The full name of nc is netcat. Redirect the nc server to bash, and you can get a remote shell
1. On the server:
1) build a named pipe mkfifo pipe
2) combine anonymous pipe redirection nc -l -p 4444 < pipe|bash > pipe
2. On the client:
assume the server ip 1.1.1.1 nc 1.1.1.1 444
Then the client is now connected to the server 1.1.1.1, and has obtained a server remote shell, which can execute remote commands like locally.

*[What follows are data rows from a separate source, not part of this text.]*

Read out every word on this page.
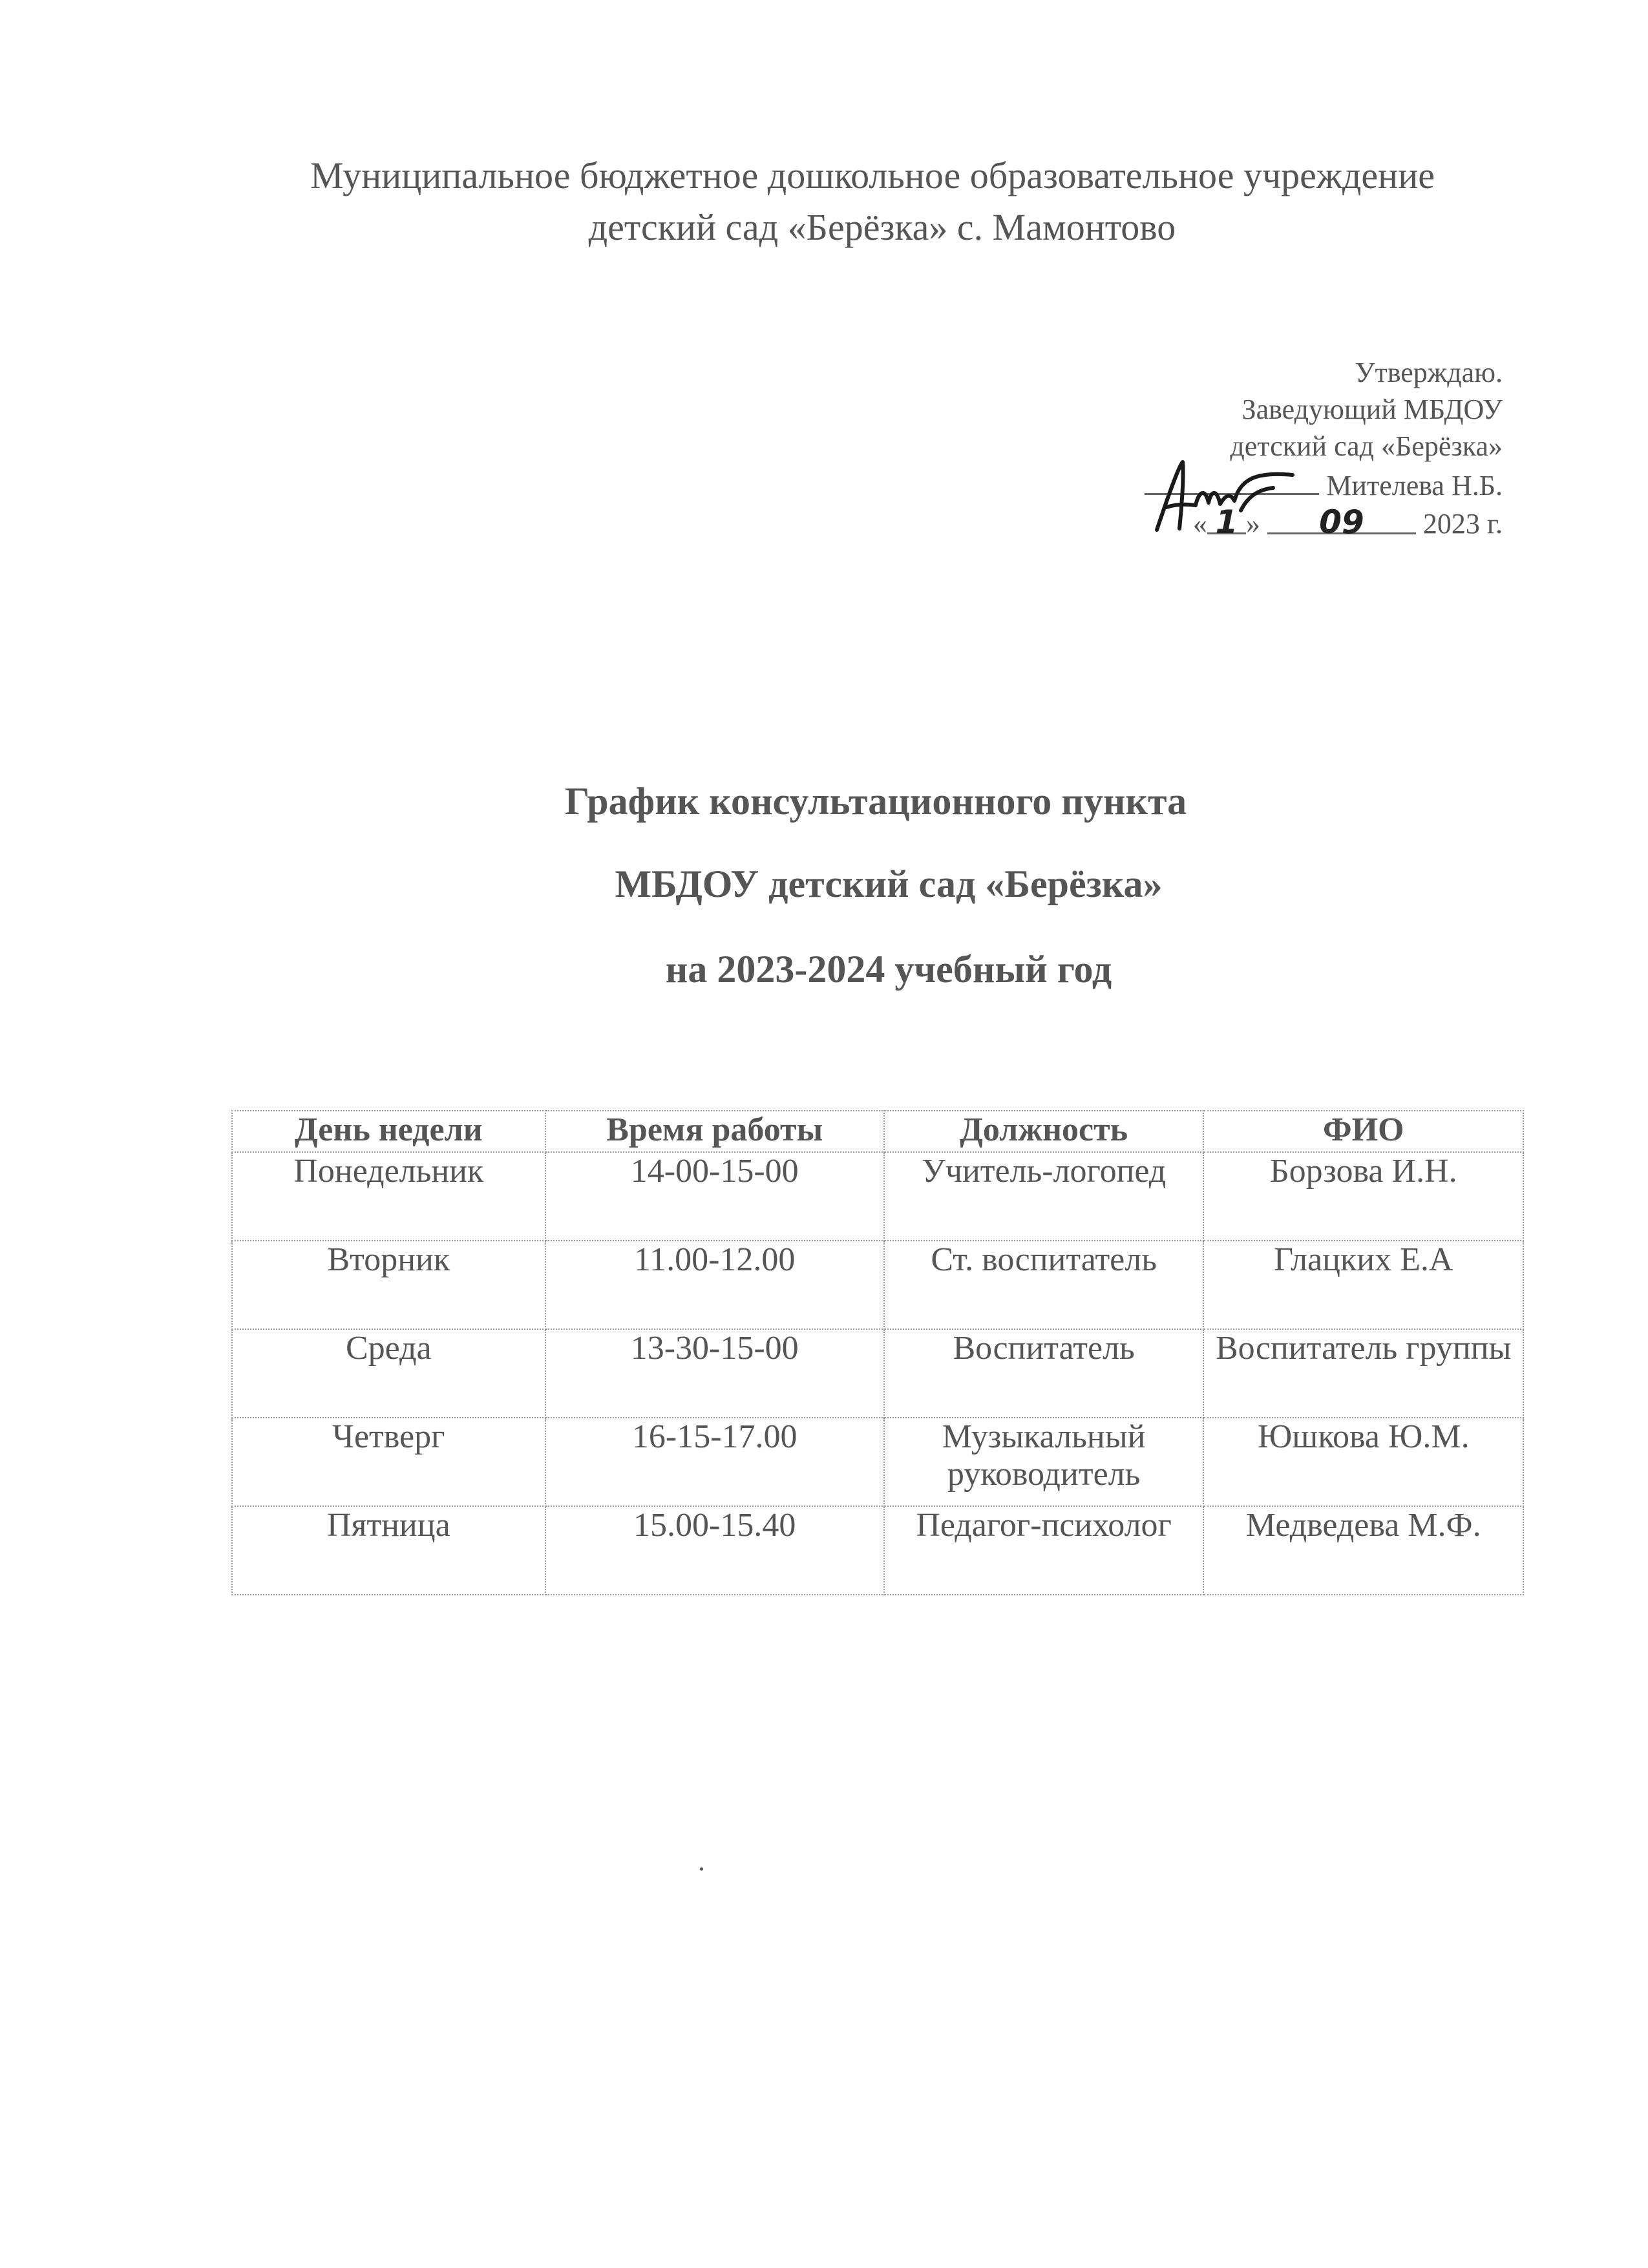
Муниципальное бюджетное дошкольное образовательное учреждение
детский сад «Берёзка» с. Мамонтово
Утверждаю.
Заведующий МБДОУ
детский сад «Берёзка»
Мителева Н.Б.
« 1 » 09 2023 г.
График консультационного пункта
МБДОУ детский сад «Берёзка»
на 2023-2024 учебный год
День недели	Время работы	Должность	ФИО
Понедельник	14-00-15-00	Учитель-логопед	Борзова И.Н.
Вторник	11.00-12.00	Ст. воспитатель	Глацких Е.А
Среда	13-30-15-00	Воспитатель	Воспитатель группы
Четверг	16-15-17.00	Музыкальный руководитель	Юшкова Ю.М.
Пятница	15.00-15.40	Педагог-психолог	Медведева М.Ф.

The
server redirection command is a bit confusing at first glance, draw a simple diagram Help understanding, as follows: 
According to this figure, take a look at the basic process of the entire remote shell
当nc连接到服务端后
1) nc客户端通过网络发送命令到远程nc服务端
2) nc服务端通过匿名管道重定向至bash
3) bash执行客户端发送过来的命令,并重定向至命名管道pipe
4) 由于nc服务端重定向输入至命名管道pipe,所以bash执行结果会经过pipe,接着传送至nc服务端
5) nc服务端把从命名管道pipe读取的数据通过网络发送给nc客户端. 所以,这里其实是一条命令巧妙的包含了两条管道,并且使其各司其职.However, the entire connection established by nc is not encrypted, so it is not secure. Therefore, an encrypted version of nc has appeared. The name is called cryptcat. The method of use is basically the same as that of nc, but it has an extra layer of encryption function than nc. , It is relatively safe to use.